Immeasurable, you say? Maybe. But I would be curious to see how batters fared on average in innings immediately following a HBP. We certainly have enough of such innings to draw a meaningful conclusion.
From the archives:
It's awesome that you have easy access to an article here. Beautiful.

But I wonder if we have analysis that measures "fear" in cases of imminent retribution. That is, if Grienke hits Quentin in the bottom of the 6th, how do the Dodgers fare against Cashner in the 7th with the potential for retaliation looming?

Obviously we know what happened in that game (the Dodgers flew out, grounded out, and lined two to left before Gregerson was brought in), but is there any noticeable effect once we aggregate stats? Is the promise that "One of us is going to get plunked, but we don't know who or when" a position of weakness for the batters?
Batters are idiots. If you get hit by a pitch, take your base and don't whine about it.

(Re-post of what I posted in 4/12 "What You Need to Know)...

I'd love to take piece of plywood, draw a 24" diameter (i.e., my uneducated guess as to the average distance between the edge of home plate and a batter's body) circle on it, lean it against a wall, put Carlos Quentin or any other aggrieved batter on a hill 60'6" away from the wall, give him 10 baseballs, let him have 10 throws and see how many times you (the royal "you," the editorial) are able to hit the circle. You miss the circle, that means you just hit a batter.
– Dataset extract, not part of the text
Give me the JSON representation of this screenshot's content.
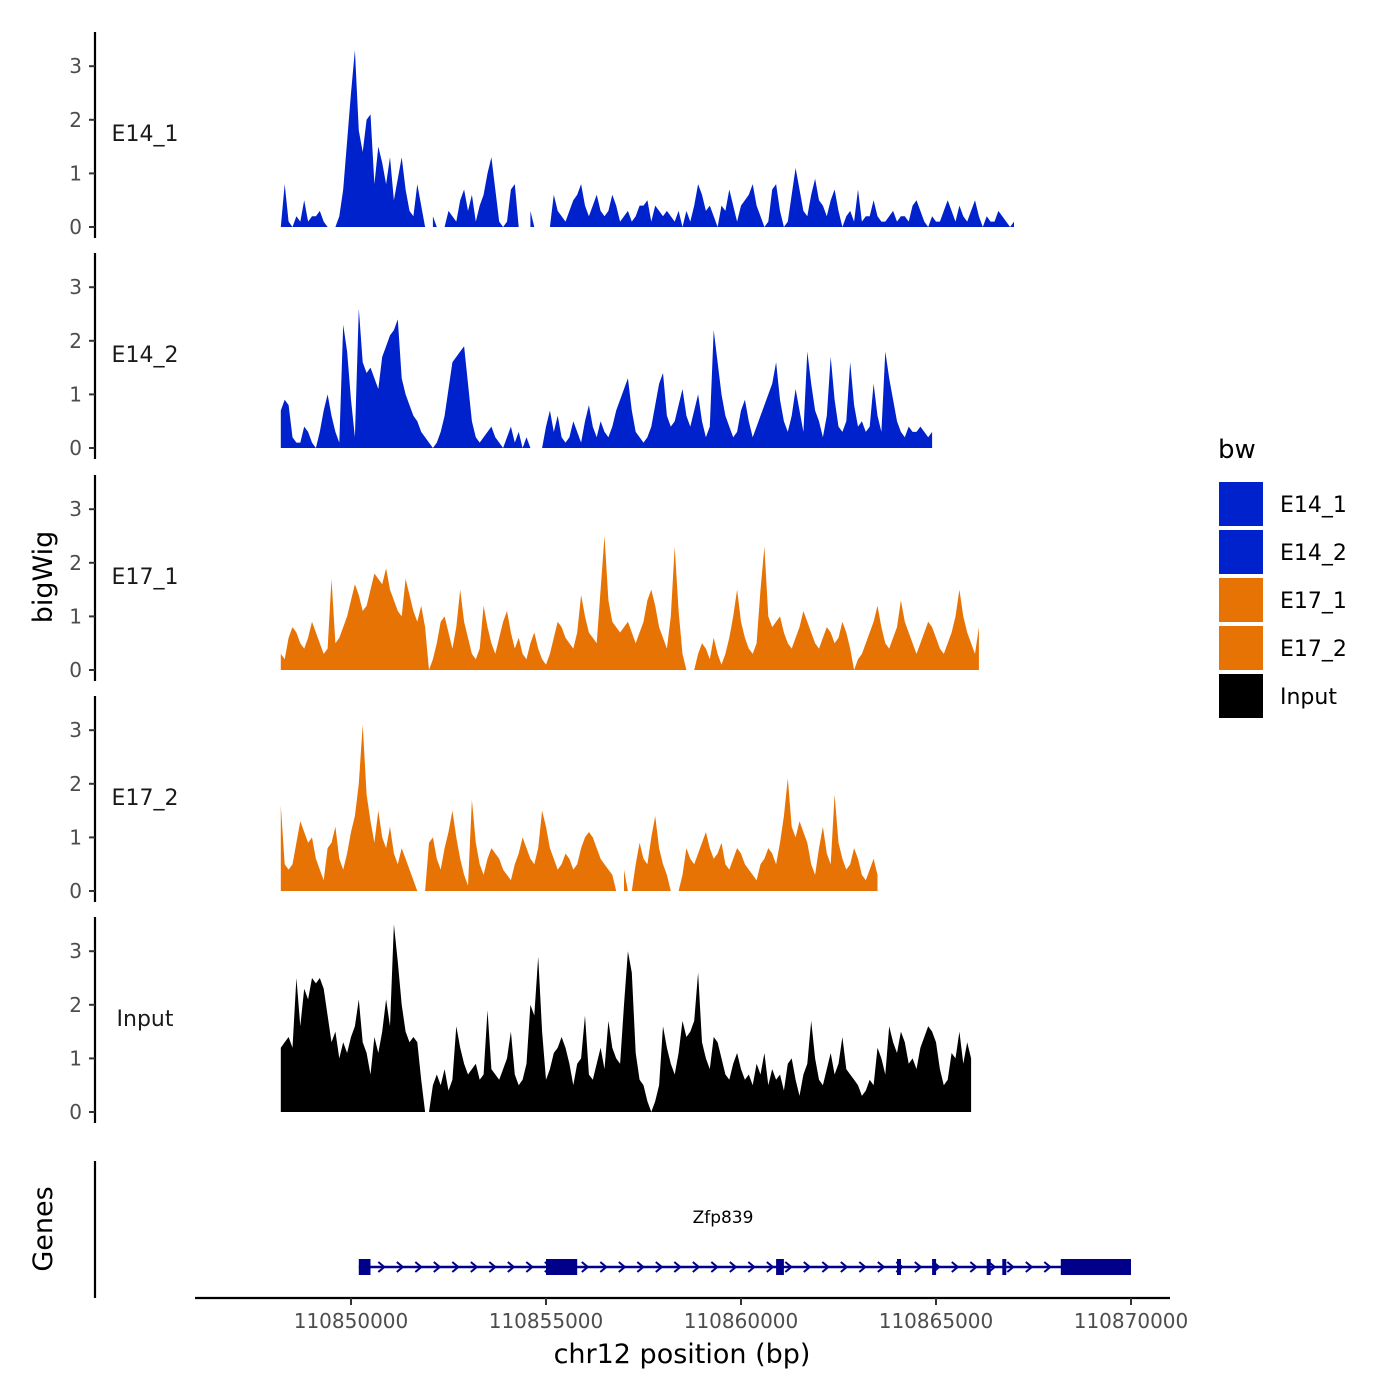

The way many batters crowd the plate, I'd guess that the distance between a strike and a hit batter is often less than 24", but still.

My solution to the problem is 10-game suspensions for anyone on the batter's team who leaves the dugout or on-deck circle. Any batter who charges the mound will and should get pounced on by the catcher and all the infielders, with no one around to help him. That will stop these idiot batters from charging the mound, problem solved.

Next case = idiot batters whining about called third strikes. Earth to idiot hitters: it DOES NOT MATTER that the pitch didn't cross the plate, was 2" off the outside edge of the plate, etc. You've been taught since Little League to protect the plate when you have two strikes, swing at anything close, etc. 2" off the outside edge of the plate falls squarely within the realm of "anything close."
Some very well put and interesting thoughts in this article. This is what makes BP the best. Thanks.